William: An Englishman by Cicely Hamilton
This book was an utter surprise. When I started the novel I thought I was reading a cynical satire on the out of touch pacifists in pre-World War I England. Instead I found my self enthralled in a cynical novel about the war, suffering, loss, and the loss of the individual in the face of terrifying world changes.
The first quarter or the book led me to believe that I would be reading a stinging satire with overblown, unsympathetic characters. William begins with a description of the protagonist; William is an a clerk of average talents, but a dogged work ethic. His overbearing mother dies leaving him a small sum of money. The money doesn’t make him wealthy, but it allows him to leave his hated clerk position. He then becomes embroiled in politics with his one political friend from his previous clerking job. He protests, he rages, he writes for a newspaper. He is concerned with labor, disdainful of wealth, and champions the rights of women. He and his comrades have noble ideas, but they do not really work in a way to enact systematic change. Rather it is all for some sort of vainglorious sense of being angry and downtrodden. William meets and marries Griselda, a suffragette. The pair have no concept of the world around them, including the incidents leading to World War I. The novel completely changes when William and Griselda leave for their honeymoon in Belgium. Suddenly they are thrust into the atrocities of war. Murder, rape, hunger, violence, slavery, and death.

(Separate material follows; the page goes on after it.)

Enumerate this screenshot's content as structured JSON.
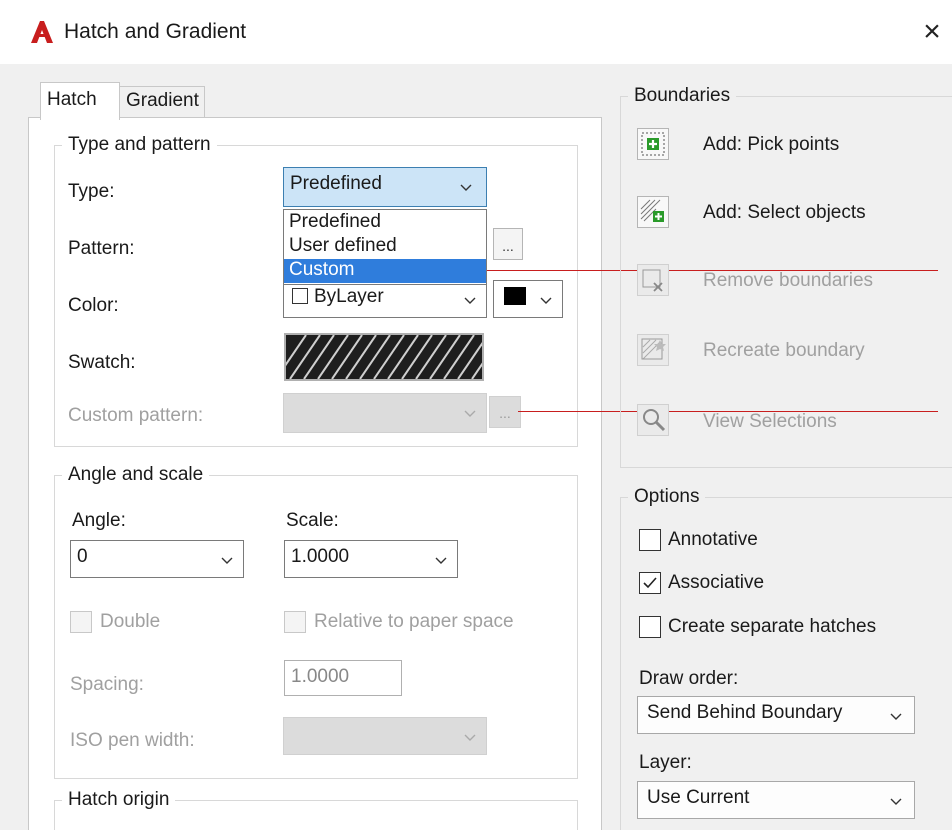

I don’t want to give away too much of the plot as I think Hamilton intends for the reader to be shocked. I will say that in the end William finds him self in a clerical position and unhappy. However, William’s ultimate fate is just a grim reminder of how an individuals can seize to matter in the face of such radical upheaval.
The Invisible Woman: The Story of Nelly Ternan and Charles Dickens by Claire Tomalin
Clocking in at under 300 pages this fascinating account of an alleged (an probable) relationship between the young actress Nelly Ternan and Charles Dickens the famous and married novelist. It is meticulously researched and well-written. I think nearly every modern Dickens scholar can agree that Nelly Ternan was Charles Dickens’ “lady friend,” but the truly controversial parts concern Ternan’s possible pregnancy and the death of a child. What evidence there is is compelling and the story is fascinating. However I had two slight problems reading this:
- I read Tomalin’s biography of Dickens a few years ago and so at times this felt like re-reading.
- There is so much conjecture (but well-grounded conjecture) that I almost wished Tomalin had written a novelization of the affair. I think it would have been a bit more engaging. There’s a little bit of evidence, and Tomalin at times will admit to imaging what must of happened or what one must have been thinking.
I guess a little too little concrete fact to make it truth, but not enough gray area to render it implausible. I need for someone to get on that novelization of this story ASAP.
The best part of the book has nothing to do with Dickens and not much to do with Ternan as an individual. What is truly fascinating is how easy it is for a Victorian woman to all but disappear from the pages of history. The concept of a biography based on a woman who tried — or had others try — to actively extinguish her existence was really interesting. It reminded me a bit of Janet Malcolm’s The Silent Woman: Sylvia Plath and Ted Hughes and how that book is really about the problem of biography; or really, gender and biography.